Сомс молча кивнул. Если было что-нибудь, на чем все Форсайты единодушно сходились, так это характеристика Монтегю Дарти.
– Примите меры, – сказал Николас, – не то он еще вернется. А Уинифрид я бы сказал, что этот зуб надо выдернуть сразу. Какой прок беречь то, что уже гниет.
Сомс украдкой покосился на Николаса. Его нервы, взвинченные только что пережитым свиданием, заставили его почувствовать в этих словах намек на него самого.
– Я ей тоже советую, – коротко сказал он.
– Ну, – сказал Николас, – меня ждет экипаж. Мне пора домой. Я что-то плохо себя чувствую. Кланяйся отцу!

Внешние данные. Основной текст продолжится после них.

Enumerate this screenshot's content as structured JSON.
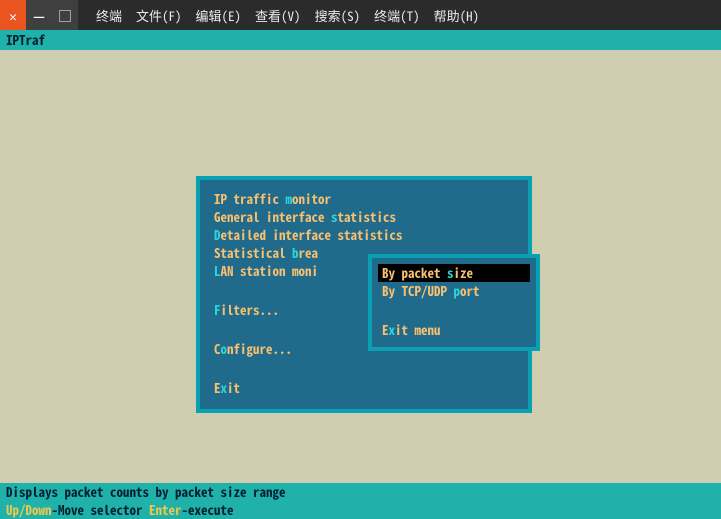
{
  "window": {
    "close": "✕",
    "min": "—",
    "max": "▢"
  },
  "menubar": {
    "terminal": "终端",
    "file": "文件(F)",
    "edit": "编辑(E)",
    "view": "查看(V)",
    "search": "搜索(S)",
    "terminal2": "终端(T)",
    "help": "帮助(H)"
  },
  "app": {
    "title": "IPTraf"
  },
  "main_menu": {
    "items": {
      "ip_monitor_pre": "IP traffic ",
      "ip_monitor_hot": "m",
      "ip_monitor_post": "onitor",
      "gen_if_pre": "General interface ",
      "gen_if_hot": "s",
      "gen_if_post": "tatistics",
      "det_if_hot": "D",
      "det_if_post": "etailed interface statistics",
      "stat_brk_pre": "Statistical ",
      "stat_brk_hot": "b",
      "stat_brk_post": "rea",
      "lan_hot": "L",
      "lan_post": "AN station moni",
      "filters_hot": "F",
      "filters_post": "ilters...",
      "config_pre": "C",
      "config_hot": "o",
      "config_post": "nfigure...",
      "exit_pre": "E",
      "exit_hot": "x",
      "exit_post": "it"
    }
  },
  "sub_menu": {
    "by_size_pre": "By packet ",
    "by_size_hot": "s",
    "by_size_post": "ize",
    "by_port_pre": "By TCP/UDP ",
    "by_port_hot": "p",
    "by_port_post": "ort",
    "exit_pre": "E",
    "exit_hot": "x",
    "exit_post": "it menu"
  },
  "status": {
    "line1": "Displays packet counts by packet size range",
    "updown": "Up/Down",
    "updown_desc": "-Move selector  ",
    "enter": "Enter",
    "enter_desc": "-execute"
  }
}
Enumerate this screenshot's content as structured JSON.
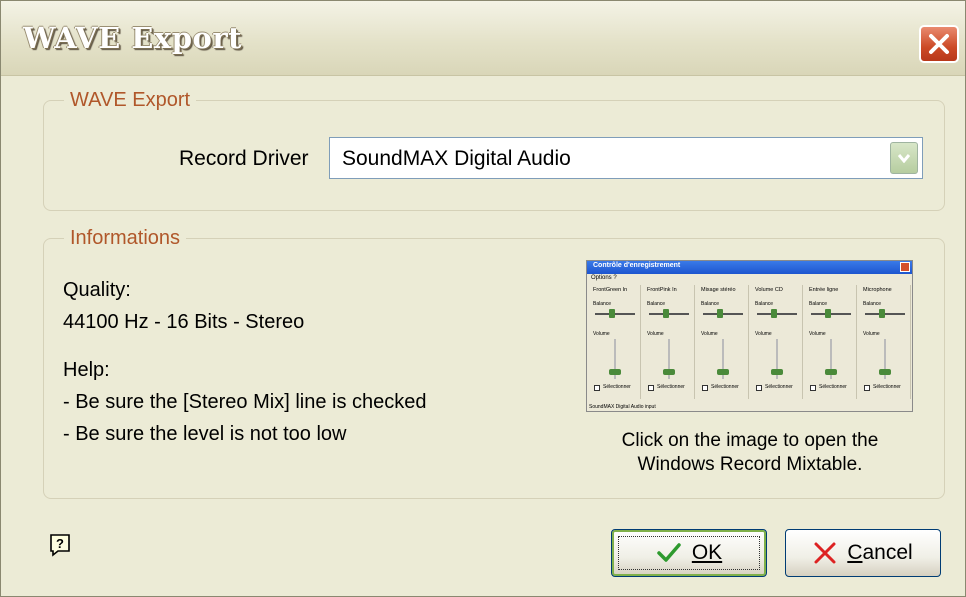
{
  "window": {
    "title": "WAVE Export"
  },
  "wave_export_group": {
    "legend": "WAVE Export",
    "record_driver_label": "Record Driver",
    "record_driver_value": "SoundMAX Digital Audio"
  },
  "informations_group": {
    "legend": "Informations",
    "quality_label": "Quality:",
    "quality_value": "44100 Hz - 16 Bits - Stereo",
    "help_label": "Help:",
    "help_line1": "- Be sure the [Stereo Mix] line is checked",
    "help_line2": "- Be sure the level is not too low",
    "mixer_caption_line1": "Click on the image to open the",
    "mixer_caption_line2": "Windows Record Mixtable."
  },
  "mixer_thumbnail": {
    "title": "Contrôle d'enregistrement",
    "menu": "Options  ?",
    "balance_label": "Balance",
    "volume_label": "Volume",
    "select_label": "Sélectionner",
    "status": "SoundMAX Digital Audio input",
    "columns": [
      "FrontGreen In",
      "FrontPink In",
      "Mixage stéréo",
      "Volume CD",
      "Entrée ligne",
      "Microphone"
    ]
  },
  "buttons": {
    "ok": "OK",
    "cancel": "Cancel"
  },
  "icons": {
    "close": "close-icon",
    "help": "help-icon",
    "combo_arrow": "chevron-down-icon",
    "ok_check": "check-icon",
    "cancel_x": "x-icon"
  },
  "colors": {
    "legend": "#b0572a",
    "window_bg": "#ecebd6",
    "close_red": "#cc4a26",
    "ok_check_green": "#2e9a2e",
    "cancel_x_red": "#d22"
  }
}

И, отдав таким образом дань кровным узам, он спустился своей юношеской походкой в вестибюль, где младший швейцар закутал его в меховую шубу.

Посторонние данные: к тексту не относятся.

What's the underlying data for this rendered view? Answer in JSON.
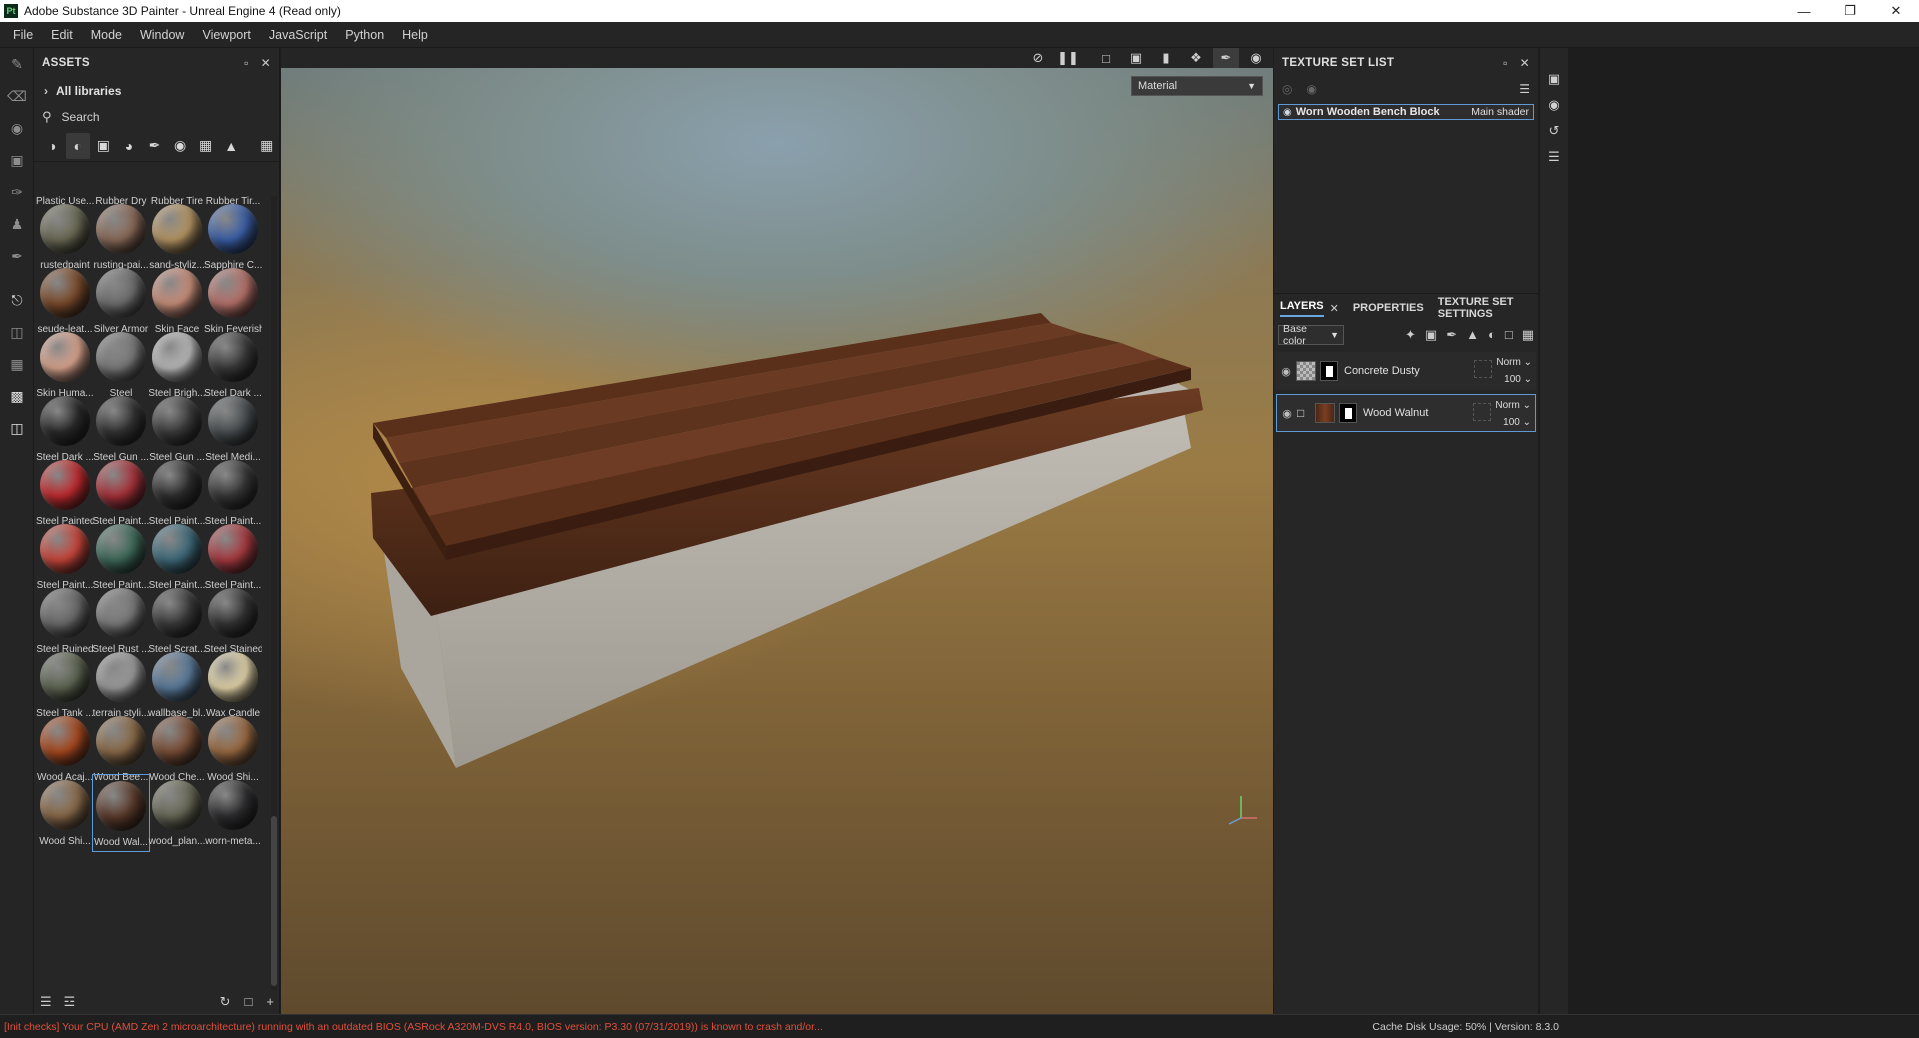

«Не помню, чтобы когда-нибудь дядя Николас не жаловался, что он плохо себя чувствует, – раздумывал Сомс, – и всегда он выглядит так, словно собирается жить вечно! Вот семья! Если судить по нему, у меня впереди еще тридцать восемь лет здоровья. И я не хочу терять их даром». И, подойдя к зеркалу, он остановился и принялся разглядывать свое лицо. Не считая двух-трех морщинок да трех-четырех седых волосков в подстриженных темных усах, разве он постарел больше Ирэн? Во цвете лет и он, и она – в самом расцвете! И странная мысль мелькнула у него. Абсурд! Идиотство! Но мысль возвращалась. И, встревоженный не на шутку, как бываешь встревожен повторным приступом озноба, предвещающим лихорадку, он взошел на весы и опустился в кресло. Сто пятьдесят четыре фунта! За двадцать лет он не изменился в весе даже на два фунта. Сколько ей лет теперь? Около тридцати семи – еще не так много, у нее еще может быть ребенок, совсем не так много! Тридцать семь минет девятого числа будущего месяца. Он хорошо помнит день ее рождения – он всегда свято чтил этот день, даже и тот, последний, незадолго до того, как она бросила его и когда он был уже почти уверен, что она ему изменяет. Четыре раза ее день рождения праздновался у него в доме. Он всегда задолго ждал этого дня, потому что его подарки вызывали некоторое подобие благодарности, слабую попытку нежности с ее стороны. Правда, за исключением того последнего дня ее рождения, когда он впал в искушение и зашел слишком далеко в своей святости. И он постарался отогнать это воспоминание. Память покрывает трупы поступков ворохом мертвых листьев, из-под которых они уже только смутно тревожат наши чувства. И внезапно он подумал: «Я мог бы послать ей подарок в день ее рождения. В конце концов, мы же христиане. А что, если я… что, если бы мы снова соединились?» И, сидя в кресле на весах, он глубоко вздохнул. Аннет! Да, но между ним и Аннет – неизбежность этого проклятого бракоразводного процесса. И как это все устроить?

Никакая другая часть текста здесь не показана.